1955 yılında doğdu.

Baf kökenli.

65 yaşında.

Kıbrıs Türk siyasi geleneğine veya modasına uyarak Baflılık ve Diş Doktorluğu üzerinden seçim propagandası yürüterek milletvekilliğini meslek haline getiren politikacılardan.

Politik hayatı inişli çıkışlı ve çok merkezli.

Merkez sağ partilerde siyaset hayatını sürdürmesine rağmen sol partiler tarafından Kıbrıs Türk’ünün Devletine karşı tehditlerin en yoğun olduğu Annan Planı sonrası gerçekleşen kritik genel seçimlerde 24 milletvekili çıkararak tek başına iktidar olmayı 1 milletvekili ile kaçıran merkez sol parti CTP ile transferi karşılığında Bakanlık pazarlığı yaptığı ve bir süre ortadan kaybolduğu iddiası fısıltı gazetelerinde çok konuşuldu.

Genellikle ifade etmekten kaçınmakla birlikte partiler arası en fazla transfer olan milletvekillerinin de başında gelmekte.

Hatta makam ve transfer pazarlığı için hülle partisi olarak Özgür Düşünce Partisini (ÖDP) Ahmet Kaşif ile birlikte kurduğu ve bir süre de meclis’te görev yaptığı pek hatırlanmaz.

Ve siyasi hayatı DP, ÖDP ve UBP içerisinde gelgitler ile sürerek bugüne gelen bir Turizm Bakanını izlemekte, Kıbrıs Türk toplumu.

Aslında pek de izlediği söylenemez, çünkü olağanüstü dönemlerden geçen ülke ve ülkenin lokomotif ekonomik alanlarından olan Turizm sektörü uçurumun kıyısındayken, Turizm Bakanı Ünal Üstel, ortalarda yok.

Ülkeden kaçtı mı diye fısıltı gazetesi konuşmaya başlasa, toplumun büyük bir kesimi inanacak.

Otelciler ve acenteler kan ağlarken, Turizm Bakanı Ünal Üstel, “sin da gülle geçsin” misali turizm sektörünün sorunlarına çözüm bulmak yerine Turizm alanı dışında her konu ile ilgilenme eğiliminde.

Ve bugünlerde, “Gölge Sağlık Bakanı” gibi Sağlık Bakanlığı bürokratlarına talimatlar verdiği de iddialar arasında.

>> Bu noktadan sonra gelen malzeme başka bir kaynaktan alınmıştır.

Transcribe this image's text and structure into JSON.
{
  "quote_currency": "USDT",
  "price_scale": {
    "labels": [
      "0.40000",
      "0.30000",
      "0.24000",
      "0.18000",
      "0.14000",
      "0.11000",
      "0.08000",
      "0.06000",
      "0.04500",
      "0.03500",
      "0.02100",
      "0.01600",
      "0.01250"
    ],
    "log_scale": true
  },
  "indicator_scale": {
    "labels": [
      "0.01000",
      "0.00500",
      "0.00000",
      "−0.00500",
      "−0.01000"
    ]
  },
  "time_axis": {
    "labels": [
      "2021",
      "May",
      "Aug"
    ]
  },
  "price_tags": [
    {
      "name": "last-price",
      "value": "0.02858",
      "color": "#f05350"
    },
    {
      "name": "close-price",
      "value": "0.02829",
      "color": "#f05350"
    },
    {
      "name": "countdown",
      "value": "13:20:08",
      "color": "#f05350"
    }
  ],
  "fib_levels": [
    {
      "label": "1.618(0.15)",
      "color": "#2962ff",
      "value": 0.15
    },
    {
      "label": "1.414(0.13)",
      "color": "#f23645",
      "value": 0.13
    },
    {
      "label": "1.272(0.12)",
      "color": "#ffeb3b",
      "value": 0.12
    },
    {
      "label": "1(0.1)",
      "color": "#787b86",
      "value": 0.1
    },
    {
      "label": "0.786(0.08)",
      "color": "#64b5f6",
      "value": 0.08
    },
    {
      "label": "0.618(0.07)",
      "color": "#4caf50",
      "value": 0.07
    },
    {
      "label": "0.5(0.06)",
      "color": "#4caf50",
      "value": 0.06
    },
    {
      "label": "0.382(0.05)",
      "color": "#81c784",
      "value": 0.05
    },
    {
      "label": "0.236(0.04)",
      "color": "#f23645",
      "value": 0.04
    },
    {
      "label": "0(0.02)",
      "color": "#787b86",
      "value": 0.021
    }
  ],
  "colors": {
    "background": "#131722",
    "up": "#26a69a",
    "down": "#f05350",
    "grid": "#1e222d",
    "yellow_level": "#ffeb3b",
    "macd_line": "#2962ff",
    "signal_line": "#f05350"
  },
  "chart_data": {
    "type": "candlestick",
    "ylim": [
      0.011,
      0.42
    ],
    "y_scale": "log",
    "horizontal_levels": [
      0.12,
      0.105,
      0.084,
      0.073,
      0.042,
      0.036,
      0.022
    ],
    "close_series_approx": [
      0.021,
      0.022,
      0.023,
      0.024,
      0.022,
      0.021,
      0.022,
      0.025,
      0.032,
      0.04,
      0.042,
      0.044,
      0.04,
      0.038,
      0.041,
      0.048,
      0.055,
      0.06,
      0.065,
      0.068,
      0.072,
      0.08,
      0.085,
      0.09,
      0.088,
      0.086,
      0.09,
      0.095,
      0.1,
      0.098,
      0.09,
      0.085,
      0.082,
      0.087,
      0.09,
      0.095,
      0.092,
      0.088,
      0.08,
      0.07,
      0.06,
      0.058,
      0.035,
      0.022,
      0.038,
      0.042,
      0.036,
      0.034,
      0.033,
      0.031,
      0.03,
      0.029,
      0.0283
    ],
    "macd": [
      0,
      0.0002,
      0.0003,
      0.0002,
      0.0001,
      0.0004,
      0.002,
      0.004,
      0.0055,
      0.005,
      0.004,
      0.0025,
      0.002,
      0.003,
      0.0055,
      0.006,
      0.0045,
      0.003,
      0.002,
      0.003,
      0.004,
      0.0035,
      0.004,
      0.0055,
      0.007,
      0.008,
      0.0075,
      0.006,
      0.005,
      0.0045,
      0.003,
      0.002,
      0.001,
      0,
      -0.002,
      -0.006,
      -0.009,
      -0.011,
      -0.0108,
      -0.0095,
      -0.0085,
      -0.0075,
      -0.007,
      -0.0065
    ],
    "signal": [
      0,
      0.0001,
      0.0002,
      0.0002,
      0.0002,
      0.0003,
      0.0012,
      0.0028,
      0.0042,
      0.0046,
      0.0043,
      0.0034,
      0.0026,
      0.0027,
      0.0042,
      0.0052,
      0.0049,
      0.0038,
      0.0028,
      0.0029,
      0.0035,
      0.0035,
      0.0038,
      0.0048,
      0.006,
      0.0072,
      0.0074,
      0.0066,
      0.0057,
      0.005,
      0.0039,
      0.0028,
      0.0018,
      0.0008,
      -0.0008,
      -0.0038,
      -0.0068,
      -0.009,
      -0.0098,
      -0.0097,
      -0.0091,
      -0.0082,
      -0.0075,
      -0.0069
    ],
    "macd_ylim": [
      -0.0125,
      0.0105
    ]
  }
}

Covit-19 salgını sonuçlarının turizm sektöründe yaratacağı yıkıcı etki ve enkazın ülke ekonomisinde doğuracağı sonuçların farkında olmayan bir Turizm Bakanı, Kıbrıs Türk’ünün kaderi olmamalı.

Ve ülke ekonomisi ile birlikte turizm sektörünün de dibe vurma tehlikesini en fazla hissettiği böylesi olağanüstü zamanlarda, ana görevi ve ana ilgi alanı olan Turizm sektörünün sorunlarına dair tedbirler ve yol haritası ortaya koyamayan bir Turizm bakanı, ne işe yarar diye sormak acımasızlık olmayacaktır.

Ve Turizm Bakanı Ünal Üstel, turizm sektörünün dibe vurmasının ülke ekonomisinin çökmesi olduğunun farkında mı diye sormak da bugünden sonra artık elzem.

Şeytanın avukatlığını yapacak olursak, bu kadar yıllık politik geçmişi olan ve çeşitli dönemlerde iki kez Turizm Bakanlığı görevinde bulunan bir siyasetçinin, turizm sektörünün içerisinde olduğu ve dibe doğru sürüklendiği böylesi bir durumun vahametinin farkında olmaması mümkün mü?

Ve daha vahim olan, böylesi bir durumun karşısında Turizm Bakanı Ünal Üstel’in hiçbir şey yapmaması, Turizm sektörünü uçurumun kıyısından almaya yönelik ortaya yol haritası koymaması, siyasi kısırlıktan öte bir vizyonsuzluk değil midir?

Turizm Bakanlığının, sadece 5 yıldızlı otellerin açılışında kurdele kesmek olmadığı, otelleri sadece seçime yönelik yatırımların yapıldığı istihdam kapısı olarak görmenin ise hiç olmadığı ortada.

Turizm sektörü, sorunlarına çözüm bulmak için üreten, ortaya vizyon ve irade koyabilen bir Bakan görmek istiyor.

Elbette ilk önce sorulması gereken soru ; Turizm bakanı var mı ki sorunlara dair umut olsun.